Convergence of random variables and Law of large numbers 
Let $A_1,A_2,\cdots$ and $B_1,B_2,\cdots$ be two independent sequences of i.i.d random variables according to probability density function $p(x)$, with $\mathbb{E}[A_1]=\mathbb{E}[B_1]<\infty$ and $Var[A_1]=Var[B_1]<\infty$. For a fixed constant $c>0$, find the constant $k>0$ such that
$$\lim\limits_{n \to \infty}\mathbb{P}\left(\frac{1}{n}\sum\limits_{i=1}^{i=n}A_i\geq \left(1-\frac{c}{\sqrt{n}}\right)\left(1-\frac{k}{\sqrt{n}}\right)\frac{1}{n+k\sqrt{n}}\sum\limits_{i=1}^{i=n+k\sqrt{n}}B_i \right)=1             $$

My approach: $\frac{1}{n}\sum\limits_{i=1}^{i=n}A_i$ is a random variable and weak law of large numbers yields
$$\frac{1}{n}\sum\limits_{i=1}^{i=n}A_i\xrightarrow{p}\mathbb{E}(A_i)\,\,\,\,\,\,\,\,\,\,\,(1)$$
Similarly,
$$ \frac{1}{n+k\sqrt{n}}\sum\limits_{i=1}^{i=n+k\sqrt{n}}B_i \xrightarrow{p}\mathbb{E}(B_i)=\mathbb{E}(A_i)\,\,\,\,\,\,\,\,\,\,\,(2)$$
[I am not sure about this step:] Therefore, for all $k$
$$\left(1-\frac{c}{\sqrt{n}}\right)\left(1-\frac{k}{\sqrt{n}}\right)\frac{1}{n+k\sqrt{n}}\sum\limits_{i=1}^{i=n+k\sqrt{n}}B_i \xrightarrow{p}\mathbb{E}(B_i)=\mathbb{E}(A_i)\,\,\,\,\,\,\,\,\,\,\,(3)$$
Now, by (1) and (3)
$$\left[\frac{1}{n}\sum\limits_{i=1}^{i=n}A_i-\left(1-\frac{c}{\sqrt{n}}\right)\left(1-\frac{k}{\sqrt{n}}\right)\frac{1}{n+k\sqrt{n}}\sum\limits_{i=1}^{i=n+k\sqrt{n}}B_i \right]\xrightarrow{p}0$$
Thus, for all $k$
$$\lim\limits_{n \to \infty}\mathbb{P}\left(\frac{1}{n}\sum\limits_{i=1}^{i=n}A_i\geq \left(1-\frac{c}{\sqrt{n}}\right)\left(1-\frac{k}{\sqrt{n}}\right)\frac{1}{n+k\sqrt{n}}\sum\limits_{i=1}^{i=n+k\sqrt{n}}B_i \right)=1             $$
Is my approach correct? Is there a simpler precise method to prove? In the problem statement, if we had a function $f(n,c,k)$ instead of $\left(1-\frac{c}{\sqrt{n}}\right)\left(1-\frac{k}{\sqrt{n}}\right)$, such that $\lim\limits_{n\to\infty}f(n,c,k)=1$, could we use the same approach?

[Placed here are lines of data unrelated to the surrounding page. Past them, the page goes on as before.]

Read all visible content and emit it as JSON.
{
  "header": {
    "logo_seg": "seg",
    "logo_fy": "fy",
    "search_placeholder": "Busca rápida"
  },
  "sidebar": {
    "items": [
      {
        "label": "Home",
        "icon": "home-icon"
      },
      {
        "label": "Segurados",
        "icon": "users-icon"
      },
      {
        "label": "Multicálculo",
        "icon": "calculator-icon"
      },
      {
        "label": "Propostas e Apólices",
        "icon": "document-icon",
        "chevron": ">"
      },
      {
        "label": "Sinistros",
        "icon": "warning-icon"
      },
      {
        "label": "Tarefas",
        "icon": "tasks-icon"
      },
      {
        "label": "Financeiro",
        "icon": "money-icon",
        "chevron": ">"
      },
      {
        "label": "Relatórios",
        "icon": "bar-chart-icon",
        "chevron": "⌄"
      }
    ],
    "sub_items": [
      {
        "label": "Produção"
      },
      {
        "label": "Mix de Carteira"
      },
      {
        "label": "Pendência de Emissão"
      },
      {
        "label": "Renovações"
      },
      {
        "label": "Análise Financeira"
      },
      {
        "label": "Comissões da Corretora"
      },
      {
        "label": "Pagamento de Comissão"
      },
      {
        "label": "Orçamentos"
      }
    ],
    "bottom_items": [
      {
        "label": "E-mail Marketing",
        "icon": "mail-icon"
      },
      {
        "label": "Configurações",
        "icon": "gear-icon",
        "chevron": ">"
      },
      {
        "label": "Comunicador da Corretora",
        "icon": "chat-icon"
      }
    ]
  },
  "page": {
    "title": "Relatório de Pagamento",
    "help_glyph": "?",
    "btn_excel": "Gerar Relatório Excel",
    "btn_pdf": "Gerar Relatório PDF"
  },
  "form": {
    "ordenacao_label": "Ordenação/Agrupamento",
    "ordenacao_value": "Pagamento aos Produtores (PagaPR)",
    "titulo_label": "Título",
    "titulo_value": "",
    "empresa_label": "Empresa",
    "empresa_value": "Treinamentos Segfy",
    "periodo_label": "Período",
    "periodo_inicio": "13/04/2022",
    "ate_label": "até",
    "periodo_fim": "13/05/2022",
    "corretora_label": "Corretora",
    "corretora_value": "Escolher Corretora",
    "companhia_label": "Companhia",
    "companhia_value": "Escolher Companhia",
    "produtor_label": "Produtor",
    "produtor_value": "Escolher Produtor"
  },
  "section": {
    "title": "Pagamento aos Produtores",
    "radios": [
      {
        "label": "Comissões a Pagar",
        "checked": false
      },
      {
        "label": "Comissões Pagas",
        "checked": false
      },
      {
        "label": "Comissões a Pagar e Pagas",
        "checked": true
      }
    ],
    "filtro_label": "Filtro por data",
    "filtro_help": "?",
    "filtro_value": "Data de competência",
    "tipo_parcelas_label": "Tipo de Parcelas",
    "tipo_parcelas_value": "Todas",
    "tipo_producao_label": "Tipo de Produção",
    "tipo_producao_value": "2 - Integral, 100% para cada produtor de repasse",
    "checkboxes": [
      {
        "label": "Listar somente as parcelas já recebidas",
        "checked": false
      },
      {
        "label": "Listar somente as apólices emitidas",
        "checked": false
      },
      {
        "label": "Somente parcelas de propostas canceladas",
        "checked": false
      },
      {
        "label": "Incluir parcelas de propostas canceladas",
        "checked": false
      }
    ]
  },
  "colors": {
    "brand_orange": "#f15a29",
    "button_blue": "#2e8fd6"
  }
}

 A: Assume $\{A_i\}$ and $\{B_i\}$ are independent i.i.d. processes with $Var(A_1)=\sigma^2$. If $0<\sigma^2 < \infty$, then there is no such $k$. 
Proof:  Define $m=E[A_1]$. Fix $c>0$ and $k>0$ as arbitrary constants.  Define the following events: 
\begin{align}
\mathcal{C}_n &= \left\{\frac{1}{n}\sum_{i=1}^n A_i \geq (1-\frac{c}{\sqrt{n}})(1-\frac{k}{\sqrt{n}})\frac{1}{\lceil n + k\sqrt{n}\rceil}\sum_{i=1}^{\lceil n+k\sqrt{n}\rceil}B_i\right\} \\
\mathcal{D}_n &= \left\{\frac{1}{\lceil n+k\sqrt{n}\rceil}\sum_{i=1}^{\lceil n + k\sqrt{n}\rceil}B_i \geq m\right\}
\end{align}
Notice that $P[\mathcal{D}_n]\rightarrow 1/2$ by the central limit theorem (CLT).  Also, $\mathcal{D}_n$ is independent of the $\{A_i\}$ process. Hence, for all $n$ large enough to ensure $1>(1-\frac{c}{\sqrt{n}})(1-\frac{k}{\sqrt{n}})> 0$, we have: 
\begin{align}
P[\mathcal{C}_n|\mathcal{D}_n] &\leq P\left[\frac{1}{n}\sum_{i=1}^nA_i \geq (1-\frac{c}{\sqrt{n}})(1-\frac{k}{\sqrt{n}})m|\mathcal{D}_n\right]\\
&=P\left[\frac{1}{n}\sum_{i=1}^nA_i \geq (1-\frac{c}{\sqrt{n}})(1-\frac{k}{\sqrt{n}})m \right] \\
&=P\left[\frac{1}{\sqrt{n}}\sum_{i=1}^n(A_i-m) \geq - m(c+k) + \frac{ckm}{\sqrt{n}} \right] \rightarrow q
\end{align}
where we define $q=P[G \geq -m(c+k)]$ for $G$ a Gaussian with mean 0 and variance $\sigma^2$. Note that $0<q<1$. Then: 
\begin{align}
P[\mathcal{C}_n] &= P[\mathcal{C}_n|\mathcal{D}_n]P[\mathcal{D}_n] + P[\mathcal{C}_n|\mathcal{D}_n^c]P[\mathcal{D}_n^c] \\
&\leq  P[\mathcal{C}_n|\mathcal{D}_n]P[\mathcal{D}_n] + P[\mathcal{D}_n^c] 
\end{align}
and so
$$ \limsup_{n\rightarrow\infty} P[\mathcal{C}_n] \leq q(1/2)+(1/2)  < 1 \quad \Box$$